4 thoughts on “Alan Lipschultz: Are You Ready? Two Big Changes on the Horizon for HTM

  1. With regards to the 2nd option, this is in effect the same requirement of all regulatory bodies around the world – the reporting of incidents and sentinel events (or never events). A system which has effectively failed the patients on the receiving end of both.

    Hospitals, users of equipment, and biomeds generally do not report either. Regulators are both slow and ineffective in their response, but just like our commitment to electrical safety testing, the wheel keeps turning.

    You simply can’t expect people who use equipment and are not competent with respect to its features and limitations to be in a position to, with confidence, identify and report an incidence. Use and user error are the metric required to measure and manage this and user troubleshooting is a skill which needs to be acquired to improve the current situation.

    Just like the GP within the healthcare system, hospital-based biomeds are the gatekeepers and should be reporting these and any other tech issues, but they don’t.

    With respect to alerts and recalls, there is a lack of transparency. Manufacturers generate the vast majority of equipment reports and the end users never get to see these even though about 10% apply to use. If users were required to read and sign off on these (i.e., equipment nurses and super users within a hospital ), they will become part of the solution.

    It seems like we adding a new system on top of a broken existing system, utilizing the same group of people who have not bought into it or see little real value in participating.

  2. Alan, thank you very much for your thoughts and leadership on this issue. I’m in full agreement with Scott’s comments. The OEMs very much want to monopolize the ability to provide service to equipment and limit the ability of third-parties and owners from doing the same. Medical device OEMs have a convenient ally in the medical device regulations. But there needs to be a balance between restraint of trade and monopolization and patient safety, quality and compliance on the other. There needs to be a win-win solution for both sides, and I commend the work you are doing in this regard. On the idea of EDI, for years, I thought that the most valuable asset we had was over 7 million CMMS entries of failure modes for various types of equipment that the OEMs could use for aftermarket compliance purposes. Some cynical friends reminded me that the last thing OEMs want is more data that may complicate their postmarket reporting, or at worst, reveal potential liability issues. I’m less cynical and do think that EDI would be an excellent way to collaborate with the OMEs for the benefit of patient safety and equipment reliability. Keep up the excellent work. Dennis Meseroll, MD, Asset Management Systems.

  3. Hi Alan,
    Thanks for the insightful update, for your work to give the HTM profession increased visibility, and your ongoing contribution to theses committees. All much appreciated.

  4. Alan, as always you are right on.

    As a working biomed, watching and participating in this topic over time, my largest concern is that our industry has an organized, methodical and formidable adversary in MITA and Peter Weems and that adversary has been able to very seriously impact HTM with legislative and regulatory initiatives at the state and federal levels on multiple fronts.
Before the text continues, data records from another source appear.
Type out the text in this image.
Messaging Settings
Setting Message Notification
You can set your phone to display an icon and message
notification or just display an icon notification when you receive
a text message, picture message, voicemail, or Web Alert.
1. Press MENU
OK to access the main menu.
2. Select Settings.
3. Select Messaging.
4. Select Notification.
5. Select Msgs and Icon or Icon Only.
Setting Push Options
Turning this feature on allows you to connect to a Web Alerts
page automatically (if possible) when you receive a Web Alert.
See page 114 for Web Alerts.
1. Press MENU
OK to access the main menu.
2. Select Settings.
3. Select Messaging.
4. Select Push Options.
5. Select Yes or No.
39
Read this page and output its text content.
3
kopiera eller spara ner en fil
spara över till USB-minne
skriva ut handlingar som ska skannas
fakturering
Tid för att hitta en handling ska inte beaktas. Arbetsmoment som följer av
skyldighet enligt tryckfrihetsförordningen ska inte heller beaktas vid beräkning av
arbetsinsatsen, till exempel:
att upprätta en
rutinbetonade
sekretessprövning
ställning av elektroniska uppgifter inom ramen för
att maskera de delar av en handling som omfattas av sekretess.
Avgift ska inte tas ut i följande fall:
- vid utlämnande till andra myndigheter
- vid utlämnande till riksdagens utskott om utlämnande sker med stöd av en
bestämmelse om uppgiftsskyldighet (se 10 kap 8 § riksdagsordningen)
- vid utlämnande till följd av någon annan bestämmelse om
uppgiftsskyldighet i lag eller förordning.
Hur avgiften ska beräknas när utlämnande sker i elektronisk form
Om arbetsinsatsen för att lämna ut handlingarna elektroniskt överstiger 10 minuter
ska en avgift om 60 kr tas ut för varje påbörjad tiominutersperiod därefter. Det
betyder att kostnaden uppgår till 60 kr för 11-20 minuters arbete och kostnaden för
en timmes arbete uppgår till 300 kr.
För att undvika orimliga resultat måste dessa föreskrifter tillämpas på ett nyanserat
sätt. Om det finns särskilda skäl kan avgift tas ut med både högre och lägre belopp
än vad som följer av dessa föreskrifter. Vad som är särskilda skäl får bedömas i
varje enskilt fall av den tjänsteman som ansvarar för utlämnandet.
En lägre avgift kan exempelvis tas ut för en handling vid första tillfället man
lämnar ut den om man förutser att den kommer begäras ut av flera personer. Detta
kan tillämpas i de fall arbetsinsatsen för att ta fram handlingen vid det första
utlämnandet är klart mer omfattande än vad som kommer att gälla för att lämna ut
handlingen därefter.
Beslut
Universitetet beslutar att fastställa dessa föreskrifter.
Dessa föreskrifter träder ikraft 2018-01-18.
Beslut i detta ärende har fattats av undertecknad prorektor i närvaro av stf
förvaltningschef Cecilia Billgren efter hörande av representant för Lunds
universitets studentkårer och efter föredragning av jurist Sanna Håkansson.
    Here in Massachusetts, they are trying to neuter our pending right to repair legislation by getting an exemption for class 3 medical devices. (Much of what biomeds work on falls in this category.) I would assume they have this request going on in other states that has similar bills in process.

    HTM seems to be struggling to mount an effective organized defense. I hope this can change in time. AAMI being “neutral” and staying out of this is handicapping HTM. My hope is with you working in these committees and groups our defense can improve.

    Ideally, HTM needs to go on offense and build a lobbying initiative that can counter our adversary effectively.

    I support your efforts and hope for the best.